La cour, siégeant à Strasbourg, dans sa décision : « Dans l’affaire Janowiec et Autres contre la Russie, le cour a jugé qu’il n’était pas possible d’examiner la plainte suivant laquelle les investigations menées par les autorités russes seraient inefficace ».

Mais concernant un autre chef d’accusation, le cour statue ainsi : « La Russie a refusé de coopérer avec la Cour, et la réponse de cette dernière à l’égard des nombreuses initiatives des familles des victimes visant à faire la lumière sur ce qui s’est réellement passé en 1940 constitua un traitement inhumain. »

Les autorités polonaise et russe peuvent faire appel du verdict.

Le délégataire russe au Conseil de l’Europe, Vladislav Yermakov, a annoncé que Moscou s’estimait satisfaite du verdict : « À première vue, la décision semble satisfaisante et équilibrée, même s’il nous reste à examiner cela plus prudemment. »

La cour européenne a également ajouté dans sa décision que « le meurtre de masse des prisonniers polonais par les services de la police secrète soviétique constitua un crime de guerre, et ce dans la mesure où en droit international il est fait mention de l’obligation de traiter humainement les prisonniers de guerre et qu’il est interdit de les tuer, dispositions de droit international que les autorités soviétiques s’étaient engagées à respecter. »

Le ministre polonais de la justice, Jarosław Gowin, estime qu’il est encore trop tôt pour prendre une quelconque décision vis à vis du jugement, comme par exemple un appel.

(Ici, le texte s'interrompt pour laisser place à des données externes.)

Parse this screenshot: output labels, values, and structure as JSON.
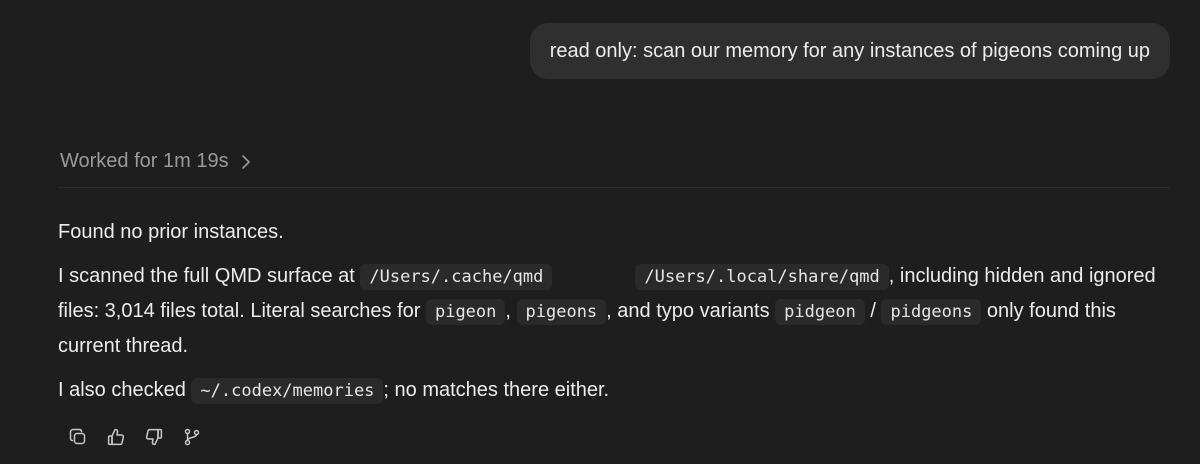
{
  "user_message": "read only: scan our memory for any instances of pigeons coming up",
  "worked": {
    "label": "Worked for 1m 19s",
    "icon": "chevron-right-icon"
  },
  "reply": {
    "p1": "Found no prior instances.",
    "p2": {
      "t1": "I scanned the full QMD surface at ",
      "c1": "/Users/.cache/qmd",
      "c2": "/Users/.local/share/qmd",
      "t2": ", including hidden and ignored files: 3,014 files total. Literal searches for ",
      "c3": "pigeon",
      "t3": ", ",
      "c4": "pigeons",
      "t4": ", and typo variants ",
      "c5": "pidgeon",
      "t5": " / ",
      "c6": "pidgeons",
      "t6": " only found this current thread."
    },
    "p3": {
      "t1": "I also checked ",
      "c1": "~/.codex/memories",
      "t2": "; no matches there either."
    }
  },
  "actions": [
    {
      "icon": "copy-icon"
    },
    {
      "icon": "thumbs-up-icon"
    },
    {
      "icon": "thumbs-down-icon"
    },
    {
      "icon": "branch-icon"
    }
  ],
  "colors": {
    "background": "#1e1e1e",
    "bubble": "#2f2f2f",
    "text": "#ececec",
    "muted": "#9a9a9a",
    "code_bg": "#2a2a2a"
  }
}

Il a précisé qu’au lendemain de la chute de l’Union Soviétique, la Russie connaissait toujours des problèmes avec le respect de l’État de droit. Il a tout même ajouté que l’essentiel est la Pologne puisse obtenir justice dans cette affaire.

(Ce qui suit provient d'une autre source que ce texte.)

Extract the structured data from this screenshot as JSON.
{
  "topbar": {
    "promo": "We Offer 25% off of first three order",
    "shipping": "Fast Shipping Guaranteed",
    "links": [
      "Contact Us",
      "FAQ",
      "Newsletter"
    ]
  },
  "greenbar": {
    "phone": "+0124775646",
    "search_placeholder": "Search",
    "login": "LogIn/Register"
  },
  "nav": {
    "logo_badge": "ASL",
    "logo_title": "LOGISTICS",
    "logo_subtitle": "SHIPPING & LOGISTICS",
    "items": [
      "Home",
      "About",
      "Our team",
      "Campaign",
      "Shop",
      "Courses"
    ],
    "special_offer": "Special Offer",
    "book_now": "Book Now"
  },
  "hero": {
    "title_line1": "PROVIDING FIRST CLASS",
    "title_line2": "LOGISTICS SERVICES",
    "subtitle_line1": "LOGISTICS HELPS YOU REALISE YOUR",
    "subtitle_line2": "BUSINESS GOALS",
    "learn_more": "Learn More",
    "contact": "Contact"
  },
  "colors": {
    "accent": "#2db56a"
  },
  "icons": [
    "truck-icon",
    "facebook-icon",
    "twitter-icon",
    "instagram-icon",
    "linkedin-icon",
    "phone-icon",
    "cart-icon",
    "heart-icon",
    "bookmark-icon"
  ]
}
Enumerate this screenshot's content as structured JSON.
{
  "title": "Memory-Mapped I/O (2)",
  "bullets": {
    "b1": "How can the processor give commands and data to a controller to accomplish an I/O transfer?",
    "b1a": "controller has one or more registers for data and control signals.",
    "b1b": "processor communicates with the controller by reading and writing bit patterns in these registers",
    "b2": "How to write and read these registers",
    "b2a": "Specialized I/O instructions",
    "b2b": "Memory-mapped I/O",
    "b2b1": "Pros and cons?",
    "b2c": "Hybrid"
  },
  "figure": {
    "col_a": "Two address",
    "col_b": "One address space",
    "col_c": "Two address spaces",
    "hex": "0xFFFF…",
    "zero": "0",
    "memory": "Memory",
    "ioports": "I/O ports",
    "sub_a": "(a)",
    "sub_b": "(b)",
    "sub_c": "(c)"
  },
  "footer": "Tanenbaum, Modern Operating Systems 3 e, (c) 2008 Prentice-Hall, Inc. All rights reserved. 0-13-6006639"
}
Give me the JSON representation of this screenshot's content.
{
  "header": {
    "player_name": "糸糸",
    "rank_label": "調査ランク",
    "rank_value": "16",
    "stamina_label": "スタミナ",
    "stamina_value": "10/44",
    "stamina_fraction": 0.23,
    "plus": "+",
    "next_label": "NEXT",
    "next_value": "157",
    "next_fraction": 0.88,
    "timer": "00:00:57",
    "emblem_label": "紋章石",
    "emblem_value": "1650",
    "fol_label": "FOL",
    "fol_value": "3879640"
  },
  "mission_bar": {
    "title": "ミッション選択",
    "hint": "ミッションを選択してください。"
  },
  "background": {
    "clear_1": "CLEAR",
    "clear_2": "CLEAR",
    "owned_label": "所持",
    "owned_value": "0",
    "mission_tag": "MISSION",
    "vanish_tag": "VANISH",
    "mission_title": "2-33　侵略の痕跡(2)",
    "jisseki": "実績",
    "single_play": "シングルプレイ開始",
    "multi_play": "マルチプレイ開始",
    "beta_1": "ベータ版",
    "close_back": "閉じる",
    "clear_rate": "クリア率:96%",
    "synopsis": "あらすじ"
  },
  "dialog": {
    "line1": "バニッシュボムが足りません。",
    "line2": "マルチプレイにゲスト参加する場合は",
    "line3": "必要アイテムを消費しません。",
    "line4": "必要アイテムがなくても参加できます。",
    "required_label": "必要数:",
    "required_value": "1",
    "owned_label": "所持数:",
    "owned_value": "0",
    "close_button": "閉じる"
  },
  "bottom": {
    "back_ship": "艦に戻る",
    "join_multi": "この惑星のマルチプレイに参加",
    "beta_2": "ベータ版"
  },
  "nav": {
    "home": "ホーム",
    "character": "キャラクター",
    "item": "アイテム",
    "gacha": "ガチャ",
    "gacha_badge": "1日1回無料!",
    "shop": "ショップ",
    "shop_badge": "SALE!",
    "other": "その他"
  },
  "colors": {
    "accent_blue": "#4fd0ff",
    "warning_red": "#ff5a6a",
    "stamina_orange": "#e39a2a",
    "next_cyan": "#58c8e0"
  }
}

À travers une déclaration qui a fait suite au verdict, la cour des droits fondamentaux a expliqué que l’un des principaux obstacles dans l’évaluation de l’enquête entreprise par les autorités russes venait du fait que la Convention Européenne de Sauvegarde des Droits de l’Homme ne prenait effet en Russie qu’à partir de 1998, c’est à dire 8 années après le début de l’enquête. mip201204cpgrdk

Dans cette déclaration, il est souligné : « Avant tout, la Cour Européenne des Droits de l’Homme peut seulement examiner les actes et les omissions d’actes qui s’étaient produits après la date d’entrée en vigueur de la convention. Les autorités russes ont entrepris la plupart des démarches de l’enquête dans cette affaire avant la date de ratification de la convention par la Russie. Il n’y eut aucune mention d’une quelconque procédure lors du processus de ratification. Ceci fut en soit un obstacle lors de l’évaluation de la Cour concernant l’efficacité de l’enquête dans son intégralité et dans la formation d’un point de vue concernant la conformité de la Russie à travers ses obligations d’enquête conformément à l’article 2, »

Par ailleurs, la Cour Européenne ne peut pas prendre en compte les plaintes qui émanèrent de certains médias russes et suivant lesquelles la Pologne allait perdre dans cette affaire.

Les membres des familles des victimes du massacre de Katyń avaient déposé plainte auprès de la Cour Européenne . Cette plainte expliquait que les autorités russes n’avaient pas suffisamment enquêté au sujet du meurtre de masse des officiers polonais et dénonçait le fait que ces mêmes autorités ne leur avaient pas laissé un accès libre aux documents liés à cette affaire.

Ce n’est qu’en 1990 que les autorités russes avaient fini par accepter que le meurtre de masse n’avait pas été effectué par les nazis , comme le soulignait la propagande soviétique . Cette reconnaissance visait à faire la lumière sur un tel massacre, s’accompagnant d’un profond regret de la part des autorités russes.

L’enquête par les autorités russes fut annulée en 2005, sans que les individus qui avaient participé aux assassinats ne soient tenus pour responsables ni même accusés.